1. The only quest on for our disposal in this appeal is whether the suit lands formed part of an 'estate' within the meaning of Section 3 of the Madras Estates Land Act, so as to oust the jurisdiction of the Civil Court. Both the lower Courts have found that it did not, and after a long argument on both sides we see no reason for interfering with that decision. We must take it as a fact that the suit lands were granted as an inam in the year 1798, at any rate, before 1802. This was not disputed before the lower Appellate Court; and the case proceeded on the assumption that it was so. The argument there adduced by the defendants, the appellants before us, was that, in spite of this fact, the lands should be treated as part of the estate, because it was not shown that the rentals on them had been deducted from the assets of the zemindari for the purpose of assessing peishcush. The lower Appellate Court has considered this aspect of the case and has come to the conclusion that, although the Circuit Committee's accounts prepared with a view to the assessment of peishcush, would only extend to two years before 1798, the date of the grant, yet, nevertheless, it must be found as a fact that the lands were excluded from the assets of the zamindari in calculating peishcush. This we take to be the conclusion arrived at, at the end of paragraph 7 of the lower Appellate Court's judgment.

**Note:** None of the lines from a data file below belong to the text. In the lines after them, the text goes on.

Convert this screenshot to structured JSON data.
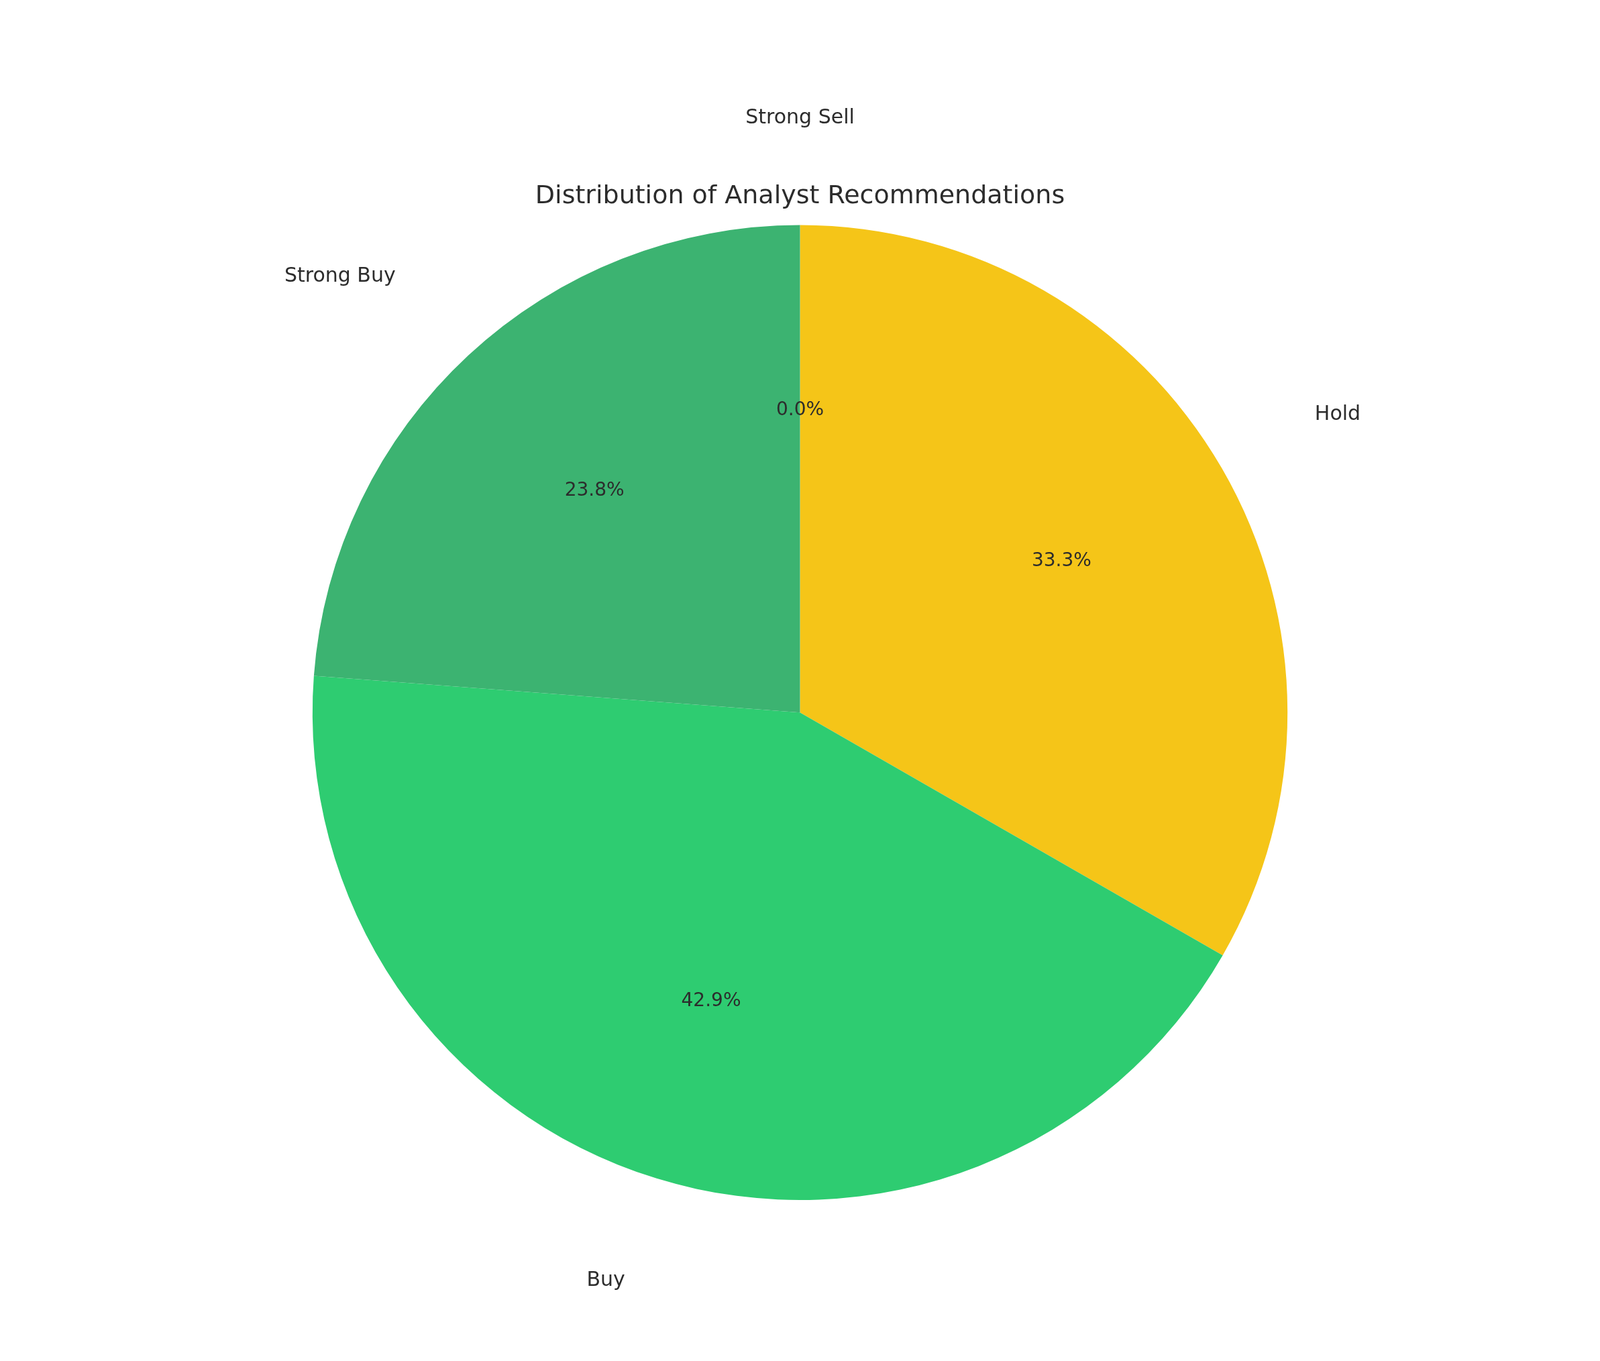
{
  "chart_data": {
    "type": "pie",
    "title": "Distribution of Analyst Recommendations",
    "categories": [
      "Strong Sell",
      "Hold",
      "Buy",
      "Strong Buy"
    ],
    "values": [
      0.0,
      33.3,
      42.9,
      23.8
    ],
    "value_labels": [
      "0.0%",
      "33.3%",
      "42.9%",
      "23.8%"
    ],
    "colors": [
      "#cccccc",
      "#F5C518",
      "#2ECC71",
      "#3CB371"
    ],
    "data_labels": true
  }
}
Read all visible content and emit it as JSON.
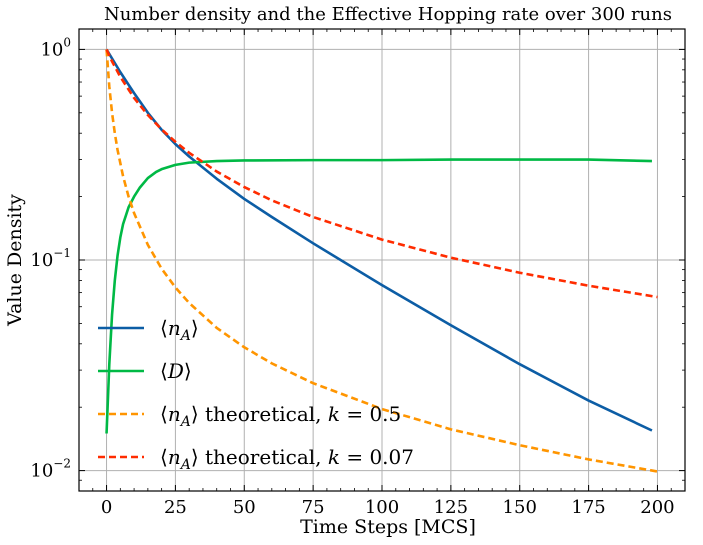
{
  "chart_data": {
    "type": "line",
    "title": "Number density and the Effective Hopping rate over 300 runs",
    "xlabel": "Time Steps [MCS]",
    "ylabel": "Value Density",
    "xlim": [
      -10,
      210
    ],
    "ylim": [
      0.008,
      1.25
    ],
    "yscale": "log",
    "grid": true,
    "legend_position": "lower-left",
    "x_ticks": [
      "0",
      "25",
      "50",
      "75",
      "100",
      "125",
      "150",
      "175",
      "200"
    ],
    "y_ticks": [
      {
        "base": "10",
        "exp": "0"
      },
      {
        "base": "10",
        "exp": "−1"
      },
      {
        "base": "10",
        "exp": "−2"
      }
    ],
    "series": [
      {
        "name": "⟨n_A⟩",
        "legend": {
          "open": "⟨",
          "var": "n",
          "sub": "A",
          "close": "⟩",
          "suffix": ""
        },
        "color": "#0C5DA5",
        "style": "solid",
        "x": [
          0,
          5,
          10,
          15,
          20,
          25,
          30,
          40,
          50,
          60,
          75,
          100,
          125,
          150,
          175,
          198
        ],
        "y": [
          1.0,
          0.78,
          0.62,
          0.5,
          0.415,
          0.355,
          0.31,
          0.243,
          0.195,
          0.16,
          0.12,
          0.076,
          0.049,
          0.032,
          0.0215,
          0.0155
        ]
      },
      {
        "name": "⟨D⟩",
        "legend": {
          "open": "⟨",
          "var": "D",
          "sub": "",
          "close": "⟩",
          "suffix": ""
        },
        "color": "#00B945",
        "style": "solid",
        "x": [
          0,
          1,
          2,
          3,
          4,
          5,
          6,
          8,
          10,
          12,
          15,
          18,
          20,
          25,
          30,
          40,
          50,
          75,
          100,
          125,
          150,
          175,
          198
        ],
        "y": [
          0.015,
          0.032,
          0.055,
          0.08,
          0.105,
          0.128,
          0.148,
          0.178,
          0.2,
          0.22,
          0.245,
          0.262,
          0.27,
          0.283,
          0.29,
          0.295,
          0.297,
          0.298,
          0.298,
          0.3,
          0.3,
          0.3,
          0.295
        ]
      },
      {
        "name": "⟨n_A⟩ theoretical, k = 0.5",
        "legend": {
          "open": "⟨",
          "var": "n",
          "sub": "A",
          "close": "⟩",
          "suffix": " theoretical, k = 0.5"
        },
        "color": "#FF9500",
        "style": "dashed",
        "x": [
          0,
          1,
          2,
          3,
          4,
          6,
          8,
          10,
          15,
          20,
          25,
          30,
          40,
          50,
          60,
          75,
          100,
          125,
          150,
          175,
          200
        ],
        "y": [
          1.0,
          0.667,
          0.5,
          0.4,
          0.333,
          0.25,
          0.2,
          0.167,
          0.118,
          0.0909,
          0.0741,
          0.0625,
          0.0476,
          0.0385,
          0.0323,
          0.026,
          0.0196,
          0.0157,
          0.0132,
          0.0113,
          0.0099
        ]
      },
      {
        "name": "⟨n_A⟩ theoretical, k = 0.07",
        "legend": {
          "open": "⟨",
          "var": "n",
          "sub": "A",
          "close": "⟩",
          "suffix": " theoretical, k = 0.07"
        },
        "color": "#FF2C00",
        "style": "dashed",
        "x": [
          0,
          2,
          5,
          10,
          15,
          20,
          25,
          30,
          40,
          50,
          60,
          75,
          100,
          125,
          150,
          175,
          200
        ],
        "y": [
          1.0,
          0.877,
          0.741,
          0.588,
          0.488,
          0.417,
          0.364,
          0.323,
          0.263,
          0.222,
          0.192,
          0.16,
          0.125,
          0.1026,
          0.087,
          0.0755,
          0.0667
        ]
      }
    ]
  }
}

2. Mr. Ramadoss for the respondents has drawn our attention to a recent decision of this Court reported in Kuppu Reddi Nookayya v. Mandaluka Bheemanna 73 Ind. Cas. 733 : (1923) M.W.N. 176 : 17 L.W. 712 : A.I.R. (1923) (M) 454 : 44 M.L.J. 91, from which it would appear that the lower Appellate Court might have approached the consideration of the evidence from a point of view much more favourable to the respondents than he did. The learned Judge in that case held that the fact of grant prior to 1802 afforded, at any rate, strong evidence that the lands so granted were excluded from the Permanent Settlement. It may be that this is a rebuttable presumption. But we think it is quite clear that the lower Appellate Court has not found the presumption to be rebutted in the present case. In fact, it has arrived at the conclusion it has, while practically throwing burden of proof on the appellants. We can see no reason for questioning this finding.

3. The learned Vakil for the appellants has laid great stress on an entry in the 'Remark' column in Exhibit II, the B Register of the village, to the effect that the enfranchisement of these properties was cancelled in 1920. The learned Subordinate Judge referred to the enfranchisement but has not referred to the cancellation. The reason appears to be this: When Exhibit II was originally filed in the First Court there was no such entry in the 'Remark' column. The register, being a public document, appears to have been returned to the party producing it after the disposal of the case by the First Court and, in the interval, before it was produced again on the hearing in the lower Appellate Court, this entry appears to have been made in the 'Remark' column. Strictly speaking, therefore, the entry in the 'Remark' column is not a part of the record in the case, and, if the present appellants wished the lower Appellate Court to treat it as part of the record, a special application should have been made to that effect. Nothing of the kind appears to have been done, and, although we are told that the learned Subordinate Judge's attention was drawn to this 'Remark' column, he makes no reference to it, and it may quite well be that he declined to consider it in the absence of such a special application. We can see no reason for interfering with the lower Appellate Court' finding of fact as to exclusion of the suit lands from the zemindari and we must dismiss this second appeal with costs.

4. We see no reason to interfere with the lower Appellate Court's order as to costs.

5. The Memorandum of Objections is dismissed with costs.